Today was very challenging. This is my third Tuesday in a row to pray and fast. During the past two weeks, at lunch I would take a walk. Getting out of the office decreased my desire to eat lunch, plus I got to enjoy the sunshine. The first week that I fasted, I walked around the neighborhood that I work in. It's halfway between Downtown and Hillcrest. I was thinking about how I could best put my dollar to use. Rod had given some great ideas....candy bars, extra tip money, kids tossing coins in the fountain.... Guess what lines the streets around the area that I work in?? Parking meters!!!! I knew what I wanted to do - before the next Tuesday, I got dimes and nickles and was prepared to feed parking meters as I walked.
Week two was fun. Although I didn't get caught, I understand the parking enforcement people really give you a hard time for feeding other people's meters.
Now, today was a different. Today was the day the office chose to do a potluck to celebrate all the February birthdays in our office. My contribution was a chocolate cake that I baked last night. All morning long, I kept thinking of ways to leave the office without insulting the birthday people. As lunchtime approached, I knew there would be no leaving - especially since my doctor was one of the birthdays. I was okay until the pizza and fried chicken got delivered.

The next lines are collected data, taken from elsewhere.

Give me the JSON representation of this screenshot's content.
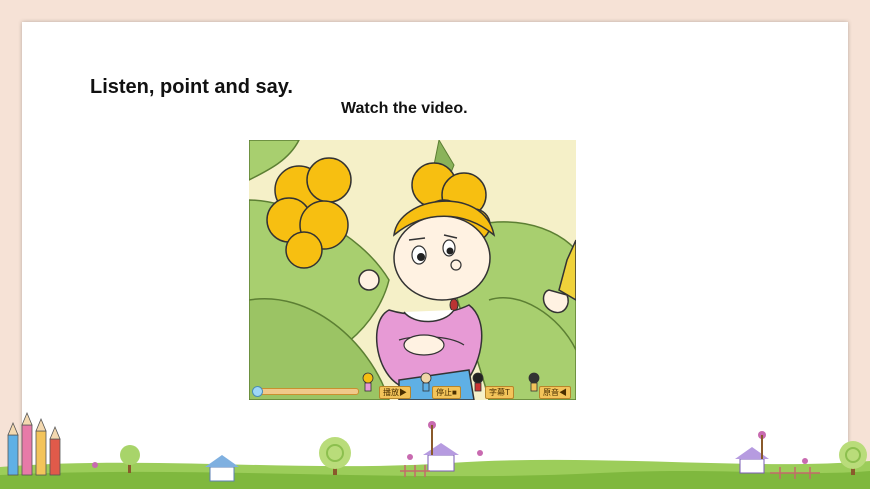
{
  "slide": {
    "title": "Listen, point and say.",
    "subtitle": "Watch the video."
  },
  "video": {
    "progress_fraction": 0.02,
    "controls": {
      "play_label": "播放▶",
      "stop_label": "停止■",
      "subtitle_label": "字幕T",
      "sound_label": "原音◀"
    }
  },
  "colors": {
    "page_border": "#f6e2d6",
    "hair": "#f7bf11",
    "leaf_green": "#a8cf6f",
    "dress_pink": "#e79ad5",
    "control_gold": "#f3c45a"
  }
}
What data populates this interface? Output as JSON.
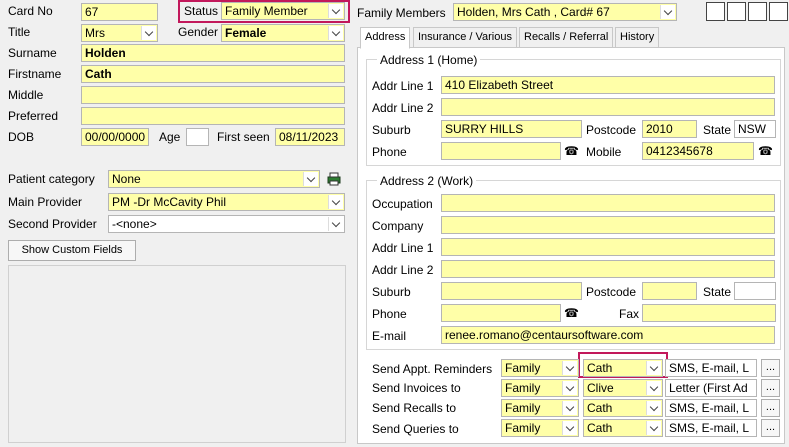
{
  "left": {
    "card_no_label": "Card No",
    "card_no": "67",
    "status_label": "Status",
    "status_value": "Family Member",
    "title_label": "Title",
    "title_value": "Mrs",
    "gender_label": "Gender",
    "gender_value": "Female",
    "surname_label": "Surname",
    "surname_value": "Holden",
    "firstname_label": "Firstname",
    "firstname_value": "Cath",
    "middle_label": "Middle",
    "middle_value": "",
    "preferred_label": "Preferred",
    "preferred_value": "",
    "dob_label": "DOB",
    "dob_value": "00/00/0000",
    "age_label": "Age",
    "age_value": "",
    "first_seen_label": "First seen",
    "first_seen_value": "08/11/2023",
    "patient_category_label": "Patient category",
    "patient_category_value": "None",
    "main_provider_label": "Main Provider",
    "main_provider_value": "PM -Dr McCavity Phil",
    "second_provider_label": "Second Provider",
    "second_provider_value": "-<none>",
    "show_custom_fields": "Show Custom Fields"
  },
  "family": {
    "label": "Family Members",
    "value": "Holden, Mrs Cath , Card# 67"
  },
  "tabs": [
    "Address",
    "Insurance / Various",
    "Recalls / Referral",
    "History"
  ],
  "address1": {
    "title": "Address 1 (Home)",
    "addr1_label": "Addr Line 1",
    "addr1_value": "410 Elizabeth Street",
    "addr2_label": "Addr Line 2",
    "addr2_value": "",
    "suburb_label": "Suburb",
    "suburb_value": "SURRY HILLS",
    "postcode_label": "Postcode",
    "postcode_value": "2010",
    "state_label": "State",
    "state_value": "NSW",
    "phone_label": "Phone",
    "phone_value": "",
    "mobile_label": "Mobile",
    "mobile_value": "0412345678"
  },
  "address2": {
    "title": "Address 2 (Work)",
    "occupation_label": "Occupation",
    "company_label": "Company",
    "addr1_label": "Addr Line 1",
    "addr2_label": "Addr Line 2",
    "suburb_label": "Suburb",
    "postcode_label": "Postcode",
    "state_label": "State",
    "phone_label": "Phone",
    "fax_label": "Fax",
    "email_label": "E-mail",
    "email_value": "renee.romano@centaursoftware.com"
  },
  "send": {
    "rows": [
      {
        "label": "Send Appt. Reminders",
        "who": "Family",
        "person": "Cath",
        "method": "SMS, E-mail, L"
      },
      {
        "label": "Send Invoices to",
        "who": "Family",
        "person": "Clive",
        "method": "Letter (First Ad"
      },
      {
        "label": "Send Recalls to",
        "who": "Family",
        "person": "Cath",
        "method": "SMS, E-mail, L"
      },
      {
        "label": "Send Queries to",
        "who": "Family",
        "person": "Cath",
        "method": "SMS, E-mail, L"
      }
    ],
    "more_label": "..."
  },
  "icons": {
    "phone": "☎",
    "printer": "printer-icon"
  },
  "colors": {
    "field_bg": "#ffffa8",
    "highlight": "#c2185b"
  }
}
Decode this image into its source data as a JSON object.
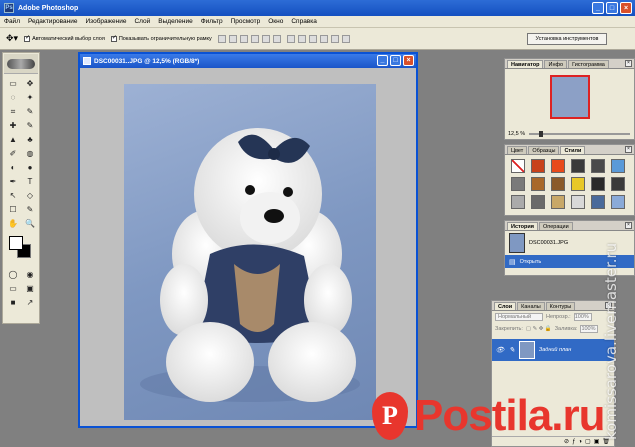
{
  "app": {
    "title": "Adobe Photoshop",
    "logo_text": "Ps"
  },
  "window_controls": {
    "minimize": "_",
    "maximize": "□",
    "close": "×"
  },
  "menu": [
    "Файл",
    "Редактирование",
    "Изображение",
    "Слой",
    "Выделение",
    "Фильтр",
    "Просмотр",
    "Окно",
    "Справка"
  ],
  "options": {
    "auto_select": "Автоматический выбор слоя",
    "show_bounds": "Показывать ограничительную рамку",
    "workspace_button": "Установка инструментов"
  },
  "document": {
    "title": "DSC00031..JPG @ 12,5% (RGB/8*)"
  },
  "toolbox": {
    "tools": [
      "▭",
      "✥",
      "◌",
      "✦",
      "⌗",
      "✎",
      "✚",
      "✎",
      "▲",
      "♣",
      "✐",
      "◍",
      "◐",
      "●",
      "✒",
      "T",
      "↖",
      "◇",
      "☐",
      "✎",
      "✋",
      "🔍",
      "◯",
      "◉"
    ]
  },
  "panels": {
    "navigator": {
      "tabs": [
        "Навигатор",
        "Инфо",
        "Гистограмма"
      ],
      "zoom": "12,5 %"
    },
    "styles": {
      "tabs": [
        "Цвет",
        "Образцы",
        "Стили"
      ],
      "swatch_colors": [
        "#ffffff",
        "#c8421a",
        "#e84a1a",
        "#3a3a3a",
        "#4a4a4a",
        "#5a9ad8",
        "#7a7a7a",
        "#a8682a",
        "#8a5a2a",
        "#e8c828",
        "#2a2a2a",
        "#3a3a3a",
        "#aaaaaa",
        "#6a6a6a",
        "#c8a868",
        "#d8d8d8",
        "#4a6a9a",
        "#8aaad8"
      ]
    },
    "history": {
      "tabs": [
        "История",
        "Операции"
      ],
      "snapshot": "DSC00031.JPG",
      "step": "Открыть"
    },
    "layers": {
      "tabs": [
        "Слои",
        "Каналы",
        "Контуры"
      ],
      "blend_mode": "Нормальный",
      "opacity_label": "Непрозр.:",
      "opacity_value": "100%",
      "lock_label": "Закрепить:",
      "fill_label": "Заливка:",
      "fill_value": "100%",
      "layer_name": "Задний план",
      "footer_icons": [
        "⊘",
        "ƒ",
        "◑",
        "▢",
        "▣",
        "🗑"
      ]
    }
  },
  "watermark": "komissarova.livemaster.ru",
  "banner": {
    "pin_letter": "P",
    "text": "Postila.ru"
  }
}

I had to retreat to my office to escape all those wonderful smells. I grabbed my bible because there was a scripture reference that had come to mind that morning that I wanted to research. You will never believe what I found as I turned towards 2 Corinthians - one of Ed's message notes on Moses! (I have been working thru something and am getting many Moses references.) Ed's message notes dealt with Moses increasing intimacy with God. Exodus 33:13 says "teach me your ways". My study bible then referenced Exodus 34:6-7 "and He passed in front of Moses, proclaiming "the Lord, the Lord, the compassionate and gracious God, slow to anger, abounding in love and faithfulness, maintaining love to thousands and forgiving wickedness, rebellion and sin. Yet he does not leave the guilty unpunished...."
Gaining deeper intimacy with God seems to be at least part of what God has been trying to get me to work on. These past few weeks I have been relying on God more and more and he keeps meeting me right where and when I need him most. The passage about compassion, faithfulness, forgiveness and justice also speak to a situation that God saw me thru with an amazing outcome.
While I was reading and re-reading these few passages, as well as Ed's notes an entire half an hour went by! I'd like to say I was strong and the next 30 minutes went by uneventfully, but I can't - I caved when I heard someone made homemade mac n cheese.
I treasure the 30 minutes I spent reading and journaling, and I am really glad God forgives us when we slip up! Since I didn't make it outside to feed the meters, I'll be fasting again on Thursday and walking around the neighborhood armed with nickles.

1 comments:

  1. You're so clever to think of the parking meter feed. What a great way to positively affect someone who is probably already stressed out from being behind schedule. I didn't know that feeding the meters were frowned upon - stay safe out there!